La scoperta, unica nel suo genere, ha potuto contare sulle tecniche più avanzate e innovative di microscopia elettronica del Dipartimento di Scienze dell’Università Roma Tre, un’eccellenza italiana. Spiega l’ordinario di Vulcanologia Guido Giordano: «Le strutture neuronali si sono preservate perfettamente grazie alla conversione del tessuto umano in vetro, che dà chiare indicazioni del rapido raffreddamento delle ceneri vulcaniche roventi che investirono Ercolano».

In altre parole il processo di vetrificazione indotto dall’eruzione, unico nel suo genere, ha “congelato” le strutture cellulari del sistema nervoso centrale della vittima presa in esame, preservandole intatte fino ai nostri giorni.

Il Vesuvio “sotto osservazione”

Le indagini sui resti delle vittime dell’eruzione non si fermano qui. Il Parco di Ercolano ha inserito tra i temi di ricerca prioritari le indagini bioantropologiche e vulcanologiche per l’eccezionale interesse che possono avere non solo nello stretto ambito scientifico, ma anche nel campo degli studi storici e del rafforzamento della capacità di gestire catastrofi come l’eruzione del Vesuvio del 79 d.C.
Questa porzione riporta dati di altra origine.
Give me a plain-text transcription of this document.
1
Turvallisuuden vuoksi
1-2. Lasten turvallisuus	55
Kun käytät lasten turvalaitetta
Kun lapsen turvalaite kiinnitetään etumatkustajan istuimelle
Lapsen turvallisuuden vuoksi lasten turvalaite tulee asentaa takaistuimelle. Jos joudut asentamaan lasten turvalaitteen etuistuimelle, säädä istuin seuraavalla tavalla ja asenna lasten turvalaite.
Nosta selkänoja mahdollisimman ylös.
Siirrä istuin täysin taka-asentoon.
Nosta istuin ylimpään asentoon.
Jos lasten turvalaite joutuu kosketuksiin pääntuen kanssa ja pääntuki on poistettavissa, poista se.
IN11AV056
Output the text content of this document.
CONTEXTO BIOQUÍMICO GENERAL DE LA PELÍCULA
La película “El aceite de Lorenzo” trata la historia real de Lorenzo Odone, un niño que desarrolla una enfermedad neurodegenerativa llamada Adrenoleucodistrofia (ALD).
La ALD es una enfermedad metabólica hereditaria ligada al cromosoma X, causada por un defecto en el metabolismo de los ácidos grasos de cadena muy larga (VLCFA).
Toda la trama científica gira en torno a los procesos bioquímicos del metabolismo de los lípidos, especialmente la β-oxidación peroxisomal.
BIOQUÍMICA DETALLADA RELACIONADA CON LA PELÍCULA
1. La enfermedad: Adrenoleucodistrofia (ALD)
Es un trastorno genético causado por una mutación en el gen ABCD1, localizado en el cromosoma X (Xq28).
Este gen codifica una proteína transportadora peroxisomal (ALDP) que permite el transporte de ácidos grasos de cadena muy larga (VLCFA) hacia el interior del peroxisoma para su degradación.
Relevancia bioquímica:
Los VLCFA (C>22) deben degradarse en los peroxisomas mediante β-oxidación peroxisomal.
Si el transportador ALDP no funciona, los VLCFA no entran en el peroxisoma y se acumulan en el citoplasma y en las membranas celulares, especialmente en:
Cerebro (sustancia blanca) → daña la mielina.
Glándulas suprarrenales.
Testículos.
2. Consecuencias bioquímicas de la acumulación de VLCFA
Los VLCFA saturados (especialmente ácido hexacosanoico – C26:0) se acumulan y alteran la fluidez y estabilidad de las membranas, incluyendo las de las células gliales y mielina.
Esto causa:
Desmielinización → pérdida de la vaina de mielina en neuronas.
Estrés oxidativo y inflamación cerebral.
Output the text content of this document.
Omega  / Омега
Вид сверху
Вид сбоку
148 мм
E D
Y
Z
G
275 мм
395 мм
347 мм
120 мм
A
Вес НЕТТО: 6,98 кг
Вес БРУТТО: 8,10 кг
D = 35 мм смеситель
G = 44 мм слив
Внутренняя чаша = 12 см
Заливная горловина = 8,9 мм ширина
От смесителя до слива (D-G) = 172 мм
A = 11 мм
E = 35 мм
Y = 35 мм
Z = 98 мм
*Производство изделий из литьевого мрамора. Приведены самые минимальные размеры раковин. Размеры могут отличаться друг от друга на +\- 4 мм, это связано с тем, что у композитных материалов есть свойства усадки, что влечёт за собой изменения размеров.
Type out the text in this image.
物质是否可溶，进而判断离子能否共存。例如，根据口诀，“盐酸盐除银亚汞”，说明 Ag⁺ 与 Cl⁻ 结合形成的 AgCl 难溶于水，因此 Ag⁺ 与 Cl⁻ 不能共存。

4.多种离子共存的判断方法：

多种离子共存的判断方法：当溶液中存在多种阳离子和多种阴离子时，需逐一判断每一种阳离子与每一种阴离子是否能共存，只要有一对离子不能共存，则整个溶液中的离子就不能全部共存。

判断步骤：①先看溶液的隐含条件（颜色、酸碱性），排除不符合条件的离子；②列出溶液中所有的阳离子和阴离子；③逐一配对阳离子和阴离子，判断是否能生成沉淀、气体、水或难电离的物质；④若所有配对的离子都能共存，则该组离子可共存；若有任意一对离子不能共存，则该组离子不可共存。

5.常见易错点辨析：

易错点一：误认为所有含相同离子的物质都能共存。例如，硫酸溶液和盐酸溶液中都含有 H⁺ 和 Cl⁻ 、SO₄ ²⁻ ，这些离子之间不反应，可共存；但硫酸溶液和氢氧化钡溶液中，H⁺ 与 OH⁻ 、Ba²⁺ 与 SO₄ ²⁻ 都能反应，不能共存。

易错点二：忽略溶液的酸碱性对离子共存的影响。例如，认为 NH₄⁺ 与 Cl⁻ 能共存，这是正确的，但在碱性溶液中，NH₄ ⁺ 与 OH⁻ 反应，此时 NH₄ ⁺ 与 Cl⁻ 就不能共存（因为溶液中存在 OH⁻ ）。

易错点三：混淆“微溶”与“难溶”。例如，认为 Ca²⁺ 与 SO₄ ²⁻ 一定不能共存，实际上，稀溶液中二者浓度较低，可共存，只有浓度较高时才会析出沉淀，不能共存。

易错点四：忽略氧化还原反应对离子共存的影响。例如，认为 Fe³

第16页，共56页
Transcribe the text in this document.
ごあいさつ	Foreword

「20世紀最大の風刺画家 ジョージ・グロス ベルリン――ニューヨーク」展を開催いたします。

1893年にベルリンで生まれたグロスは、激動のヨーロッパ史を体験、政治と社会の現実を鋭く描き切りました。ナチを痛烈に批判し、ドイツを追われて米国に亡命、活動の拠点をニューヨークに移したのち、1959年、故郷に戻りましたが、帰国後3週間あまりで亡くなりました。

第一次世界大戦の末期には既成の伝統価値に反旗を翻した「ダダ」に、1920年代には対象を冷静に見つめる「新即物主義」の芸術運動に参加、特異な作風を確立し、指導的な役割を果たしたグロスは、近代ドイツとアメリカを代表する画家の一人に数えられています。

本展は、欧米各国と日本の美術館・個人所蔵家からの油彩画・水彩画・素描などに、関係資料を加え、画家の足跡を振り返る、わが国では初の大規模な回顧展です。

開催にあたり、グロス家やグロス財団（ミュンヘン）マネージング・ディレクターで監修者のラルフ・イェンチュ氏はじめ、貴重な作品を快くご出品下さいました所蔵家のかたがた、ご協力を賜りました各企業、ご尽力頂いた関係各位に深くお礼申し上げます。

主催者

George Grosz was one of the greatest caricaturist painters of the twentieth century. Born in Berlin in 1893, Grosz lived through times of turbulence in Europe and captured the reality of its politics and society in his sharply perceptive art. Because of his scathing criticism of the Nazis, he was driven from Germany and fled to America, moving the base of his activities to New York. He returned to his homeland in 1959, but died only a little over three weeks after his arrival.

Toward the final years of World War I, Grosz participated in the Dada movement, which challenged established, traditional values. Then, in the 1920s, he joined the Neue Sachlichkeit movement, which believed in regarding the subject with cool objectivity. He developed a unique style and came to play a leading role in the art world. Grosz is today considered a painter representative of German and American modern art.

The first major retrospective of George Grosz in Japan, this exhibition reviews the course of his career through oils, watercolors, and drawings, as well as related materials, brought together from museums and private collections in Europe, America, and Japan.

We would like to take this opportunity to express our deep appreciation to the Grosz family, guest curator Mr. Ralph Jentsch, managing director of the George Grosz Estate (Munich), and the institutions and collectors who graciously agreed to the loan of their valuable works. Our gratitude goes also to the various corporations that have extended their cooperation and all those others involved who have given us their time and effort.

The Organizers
Le ricerche in corso vanno nella direzione di una ricostruzione a ritroso delle varie fasi dell’evento catastrofico, valutando i tempi di esposizione alle alte temperature e del raffreddamento dei flussi, che hanno importanza non solo per l’archeologia e la bioantropologia, ma anche per il rischio vulcanico. Queste e altre informazioni che verranno dagli studi in corso potranno offrire importanti parametri per la gestione delle emergenze nell’area vesuviana.

Francesco Sirano, direttore del Parco Archeologico di Ercolano

«Gli straordinari risultati ottenuti dimostrano l’importanza degli studi multidisciplinari condotti dai ricercatori della Federico II e l’unicità di questo sito ancora una volta sulla scena internazionale con il suo patrimonio inestimabile di tesori e scoperte archeologiche».